There’ve been so many superstars this NBA season, with some breaking through as new superstars.
Since the Chicago Bulls drafted Derrick Rose back in 2008, they made the playoffs in seven consecutive seasons, before finishing ninth last season under the guidance of first year head coach Fred Hoiberg.
The roster that was assembled around Derrick Rose was good, but was missing a shooting guard to take the team to the highest level.
The hiring of coach Tom Thibodeau in 2010 kept Chicago at or near the top of the eastern conference for years to come. A team of defensive-minded players with 2011 MVP Derrick Rose made enough noise to be considered championship contenders on several occasions.
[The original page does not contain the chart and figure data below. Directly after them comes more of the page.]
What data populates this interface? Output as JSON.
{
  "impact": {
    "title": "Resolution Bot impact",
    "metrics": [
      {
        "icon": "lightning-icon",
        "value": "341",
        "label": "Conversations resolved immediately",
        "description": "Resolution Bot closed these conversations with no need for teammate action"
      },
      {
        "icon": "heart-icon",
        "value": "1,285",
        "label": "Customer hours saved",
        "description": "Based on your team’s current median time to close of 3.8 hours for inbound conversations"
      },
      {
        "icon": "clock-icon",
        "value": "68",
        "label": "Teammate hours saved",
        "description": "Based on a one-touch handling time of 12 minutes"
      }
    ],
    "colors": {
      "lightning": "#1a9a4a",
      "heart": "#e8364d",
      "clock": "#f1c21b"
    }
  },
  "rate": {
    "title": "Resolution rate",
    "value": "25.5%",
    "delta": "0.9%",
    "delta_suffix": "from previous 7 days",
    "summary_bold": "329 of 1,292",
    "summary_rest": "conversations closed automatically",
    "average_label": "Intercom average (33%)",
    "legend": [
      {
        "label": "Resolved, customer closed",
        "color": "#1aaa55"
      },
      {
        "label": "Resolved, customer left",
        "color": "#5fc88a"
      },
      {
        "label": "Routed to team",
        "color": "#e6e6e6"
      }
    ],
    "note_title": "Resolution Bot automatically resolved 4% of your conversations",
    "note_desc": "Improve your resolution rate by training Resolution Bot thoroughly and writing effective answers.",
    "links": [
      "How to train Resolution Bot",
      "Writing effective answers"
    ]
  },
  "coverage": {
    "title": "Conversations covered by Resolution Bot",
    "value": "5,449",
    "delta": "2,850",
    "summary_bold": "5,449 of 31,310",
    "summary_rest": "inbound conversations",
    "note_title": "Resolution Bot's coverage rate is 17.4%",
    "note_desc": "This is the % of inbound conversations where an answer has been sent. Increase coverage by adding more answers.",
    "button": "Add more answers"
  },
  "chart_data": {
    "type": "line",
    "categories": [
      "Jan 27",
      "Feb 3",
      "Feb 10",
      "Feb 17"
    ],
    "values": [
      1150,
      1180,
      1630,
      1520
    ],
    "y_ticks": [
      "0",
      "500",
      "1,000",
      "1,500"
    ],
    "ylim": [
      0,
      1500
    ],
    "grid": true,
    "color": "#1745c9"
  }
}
After Derrick Rose, Joakim Noah and Luol Deng all suffered career-changing injuries, the incompetence of the Bulls’ front office came to the fore.
It had been well documented that Coach Thibodeau and the front office were at a disagreement, with Gar Forman and John Paxson controlling who’s on the roster, who is drafted and who plays in the starting line-up. And while Tom Thibodeau was the only thing keeping the franchise afloat, Forman and Paxson fired him to hire a younger, inexperienced coach with the promise of an up-tempo offense and greater team chemistry.
The only problem was that Coach Hoiberg’s system needs three point shooting and athletic players, and Forman and Paxson recruited Dwyane Wade and Rajon Rondo. They are both high profile veterans that are slow and shoot a low percentage.
This was purely a business decision.
After the team’s struggles in the previous season, fans were becoming uninterested in the same regime, so by bringing in Chicago-native Wade and former all-star Rondo to team up with Jimmy Butler, the team was destined to sell tickets. Which it has.
But the Bulls have very few, possibly no, young assets, and are not primed to win a championship in the next two or three years.
So what direction are they headed in? Years of finishing in the middle of the eastern conference and getting bounced in the first round of the playoffs if they are lucky to get that far. But as long as they are selling tickets and making money, Jerry Reinsdorf, Gar Forman and John Paxson are happy.
Bulls fans are getting frustrated that management does not care about wins. So much so that they have organised a protest in early March when Chicago play the L.A Clippers at home. A petition has been made on change.org, and fans are voicing their displeasures on all forms of social media.
Beyond that, there is a rift in the locker room between the young players and the veterans, and the head coach and the veterans. While the logical outcome for the team’s struggles would be to fire Hoiberg and start a-fresh, that will not be happening due to the length of the deal he signed.
So as front office take advantage of one of the most loyal fan-bases in sport, the Chicago Bulls continue to spiral in the wrong direction. And with an owner ignorant of what needs to be done, and a front office who couldn’t run the local B team, times do not seem to be changing any time soon for the Chicago Bulls.